Em sala de aula, um professor é um sujeito que passou pelos estágios do Ensino

Fundamental à Graduação; e um número considerável, dentre esses, dedicou-se à pós-

graduação. E seus interlocutores, no caso de discentes do Ensino Fundamental, não

chegaram sequer à metade dos anos de estudos e leituras de seus docentes, ou então

figuram na primeira terça parte desse estágio. Teoricamente, ninguém escreve para não ser

entendido, mas na prática equívocos ocorrem. Possenti (2001, pp.75-76) deixa clara essa

situação ao afirmar que a heterogeneidade dos falantes e a maleabilidade da língua são

resultado do trabalho desses mesmos sujeitos:

como nem todos os que trabalham por uma língua são iguais, é de se esperar que o produto apresente irregularidades, desigualdades, traços, enfim, da trajetória de cada um dos elementos constituidores de uma língua. (...) Dada esta multiplicidade de recursos desiguais que a língua oferece à atividade do locutor a cada discurso, pode-se legitimamente supor que o locutor escolhe aqueles recursos que mais adequadamente serve a sua finalidade.
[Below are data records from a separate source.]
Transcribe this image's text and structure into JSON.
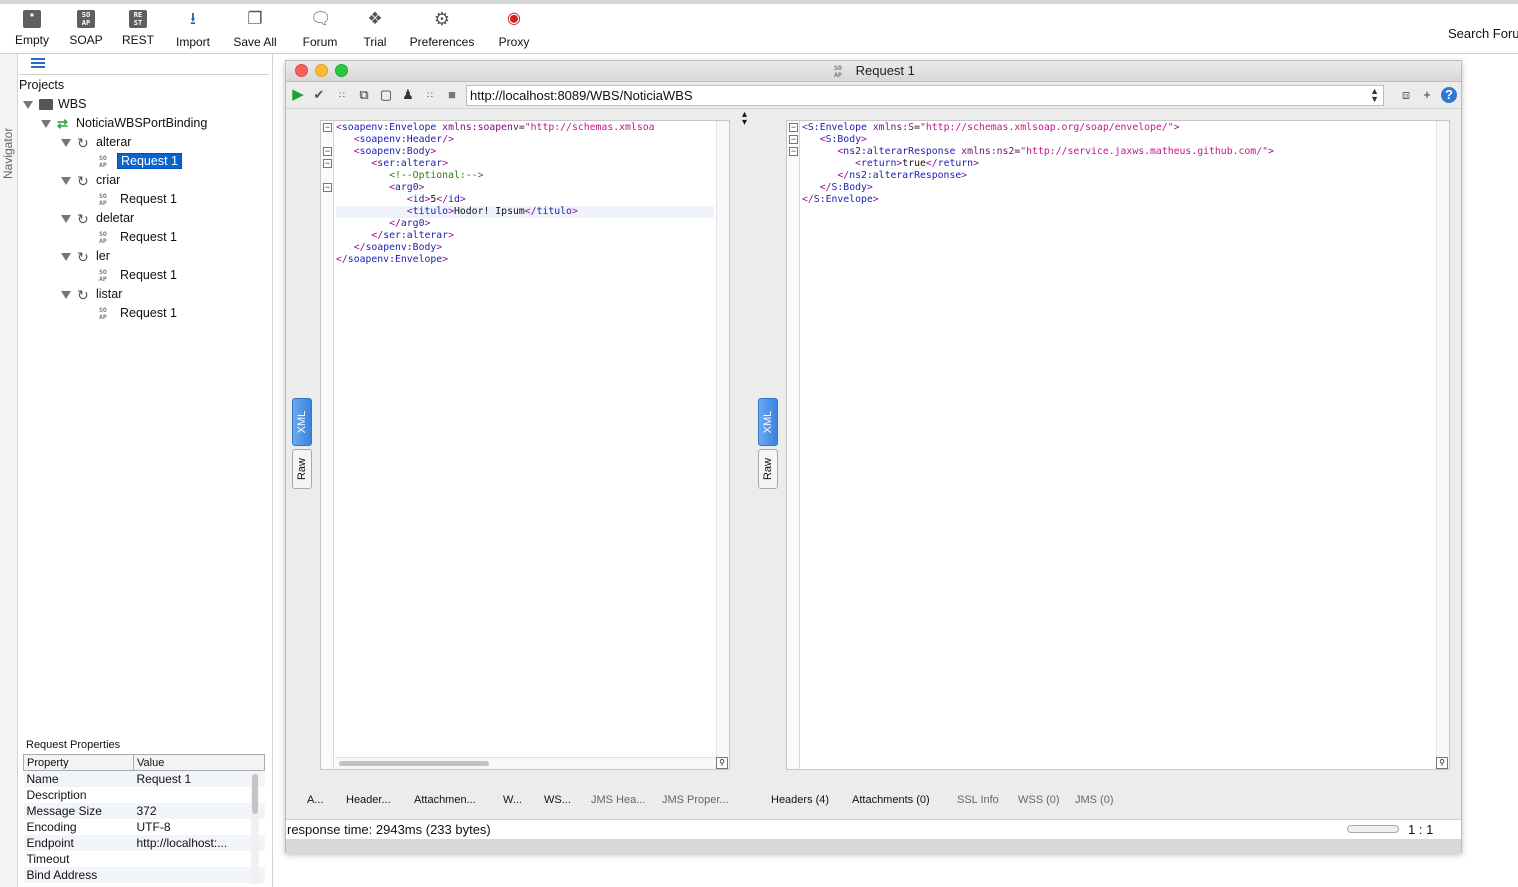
{
  "toolbar": {
    "items": [
      {
        "label": "Empty",
        "icon": "empty-project-icon"
      },
      {
        "label": "SOAP",
        "icon": "soap-project-icon"
      },
      {
        "label": "REST",
        "icon": "rest-project-icon"
      },
      {
        "label": "Import",
        "icon": "import-icon"
      },
      {
        "label": "Save All",
        "icon": "save-all-icon"
      },
      {
        "label": "Forum",
        "icon": "forum-icon"
      },
      {
        "label": "Trial",
        "icon": "trial-icon"
      },
      {
        "label": "Preferences",
        "icon": "gear-icon"
      },
      {
        "label": "Proxy",
        "icon": "proxy-icon"
      }
    ],
    "search_label": "Search Foru"
  },
  "navigator": {
    "strip_label": "Navigator",
    "root_label": "Projects",
    "project": "WBS",
    "binding": "NoticiaWBSPortBinding",
    "operations": [
      {
        "name": "alterar",
        "request": "Request 1"
      },
      {
        "name": "criar",
        "request": "Request 1"
      },
      {
        "name": "deletar",
        "request": "Request 1"
      },
      {
        "name": "ler",
        "request": "Request 1"
      },
      {
        "name": "listar",
        "request": "Request 1"
      }
    ]
  },
  "properties": {
    "title": "Request Properties",
    "headers": {
      "property": "Property",
      "value": "Value"
    },
    "rows": [
      {
        "property": "Name",
        "value": "Request 1"
      },
      {
        "property": "Description",
        "value": ""
      },
      {
        "property": "Message Size",
        "value": "372"
      },
      {
        "property": "Encoding",
        "value": "UTF-8"
      },
      {
        "property": "Endpoint",
        "value": "http://localhost:..."
      },
      {
        "property": "Timeout",
        "value": ""
      },
      {
        "property": "Bind Address",
        "value": ""
      }
    ]
  },
  "request_window": {
    "title": "Request 1",
    "endpoint_url": "http://localhost:8089/WBS/NoticiaWBS",
    "request_tabs": {
      "xml": "XML",
      "raw": "Raw"
    },
    "response_tabs": {
      "xml": "XML",
      "raw": "Raw"
    },
    "request_bottom_tabs": [
      "A...",
      "Header...",
      "Attachmen...",
      "W...",
      "WS...",
      "JMS Hea...",
      "JMS Proper..."
    ],
    "response_bottom_tabs": [
      "Headers (4)",
      "Attachments (0)",
      "SSL Info",
      "WSS (0)",
      "JMS (0)"
    ],
    "status_text": "response time: 2943ms (233 bytes)",
    "cursor_position": "1 : 1"
  },
  "request_xml": {
    "lines": [
      {
        "open1": "<",
        "tag1": "soapenv:Envelope",
        "attr1": " xmlns:soapenv",
        "eq1": "=",
        "val1": "\"http://schemas.xmlsoa",
        "close1": "",
        "text1": "",
        "indent": 0
      },
      {
        "open1": "<",
        "tag1": "soapenv:Header",
        "attr1": "",
        "eq1": "",
        "val1": "",
        "close1": "/>",
        "text1": "",
        "indent": 1
      },
      {
        "open1": "<",
        "tag1": "soapenv:Body",
        "attr1": "",
        "eq1": "",
        "val1": "",
        "close1": ">",
        "text1": "",
        "indent": 1
      },
      {
        "open1": "<",
        "tag1": "ser:alterar",
        "attr1": "",
        "eq1": "",
        "val1": "",
        "close1": ">",
        "text1": "",
        "indent": 2
      },
      {
        "comment": "<!--Optional:-->",
        "indent": 3
      },
      {
        "open1": "<",
        "tag1": "arg0",
        "attr1": "",
        "eq1": "",
        "val1": "",
        "close1": ">",
        "text1": "",
        "indent": 3
      },
      {
        "open1": "<",
        "tag1": "id",
        "attr1": "",
        "eq1": "",
        "val1": "",
        "close1": ">",
        "text1": "5",
        "endtag": "id",
        "indent": 4
      },
      {
        "open1": "<",
        "tag1": "titulo",
        "attr1": "",
        "eq1": "",
        "val1": "",
        "close1": ">",
        "text1": "Hodor! Ipsum",
        "endtag": "titulo",
        "indent": 4
      },
      {
        "endonly": "arg0",
        "indent": 3
      },
      {
        "endonly": "ser:alterar",
        "indent": 2
      },
      {
        "endonly": "soapenv:Body",
        "indent": 1
      },
      {
        "endonly": "soapenv:Envelope",
        "indent": 0
      }
    ]
  },
  "response_xml": {
    "lines": [
      {
        "open1": "<",
        "tag1": "S:Envelope",
        "attr1": " xmlns:S",
        "eq1": "=",
        "val1": "\"http://schemas.xmlsoap.org/soap/envelope/\"",
        "close1": ">",
        "text1": "",
        "indent": 0
      },
      {
        "open1": "<",
        "tag1": "S:Body",
        "attr1": "",
        "eq1": "",
        "val1": "",
        "close1": ">",
        "text1": "",
        "indent": 1
      },
      {
        "open1": "<",
        "tag1": "ns2:alterarResponse",
        "attr1": " xmlns:ns2",
        "eq1": "=",
        "val1": "\"http://service.jaxws.matheus.github.com/\"",
        "close1": ">",
        "text1": "",
        "indent": 2
      },
      {
        "open1": "<",
        "tag1": "return",
        "attr1": "",
        "eq1": "",
        "val1": "",
        "close1": ">",
        "text1": "true",
        "endtag": "return",
        "indent": 3
      },
      {
        "endonly": "ns2:alterarResponse",
        "indent": 2
      },
      {
        "endonly": "S:Body",
        "indent": 1
      },
      {
        "endonly": "S:Envelope",
        "indent": 0
      }
    ]
  },
  "colors": {
    "accent": "#0b63ce",
    "xml_tag": "#9a0a9a",
    "xml_value": "#c4168a",
    "xml_comment": "#267f12"
  }
}
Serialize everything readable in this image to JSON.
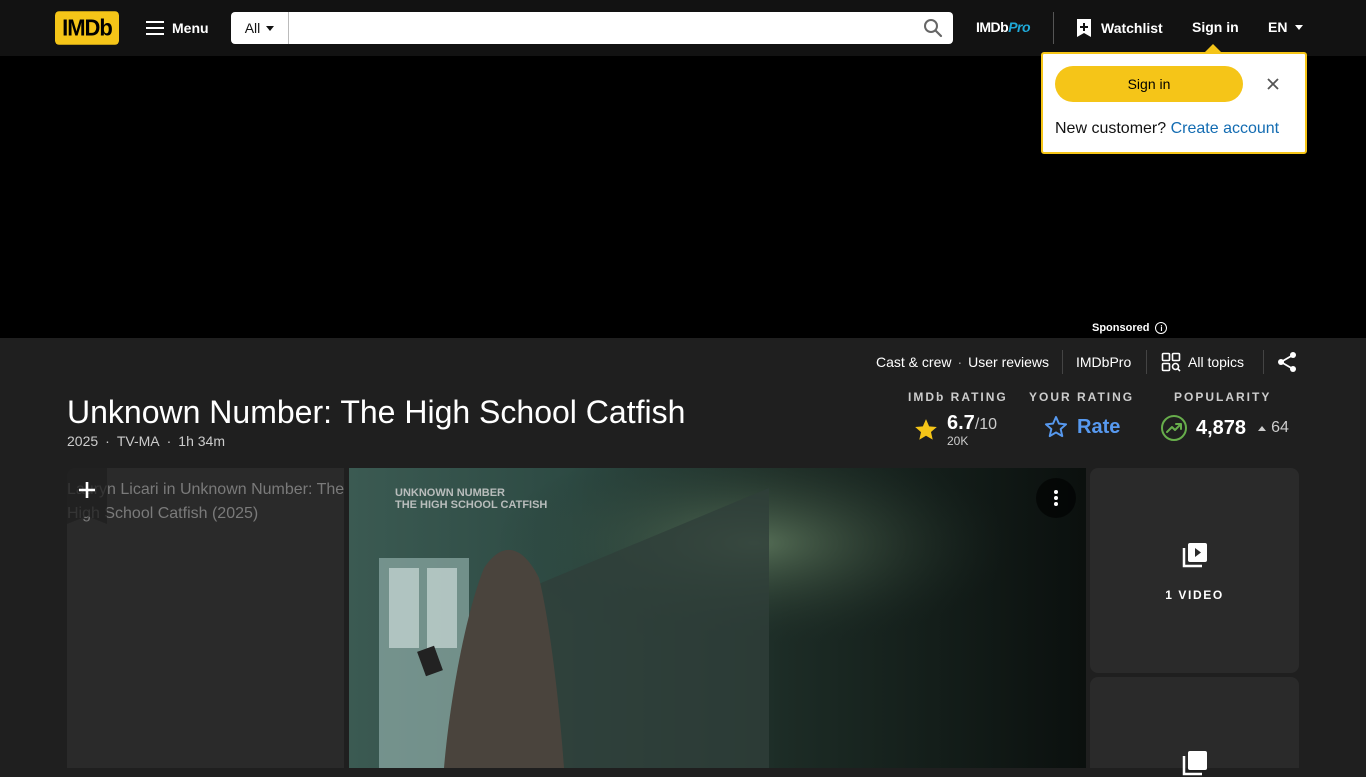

Mas é na enunciação ou discurso que o falante exerce concomitantemente duas

ações: manutenção e reação. Possenti (2001; 76) expõe isso da seguinte maneira:

produzir um discurso é continuar agindo com essa língua não só em relação a um interlocutor, mas também sobre a própria língua. No mínimo, a cada vez que um locutor diz uma palavra, está colaborando para que a língua continue mantendo um determinado traço ou, inversamente, para que ela venha a modificar-se (ou, terceira alternativa, para que ela continue a manter duas variantes deste “mesmo” traço).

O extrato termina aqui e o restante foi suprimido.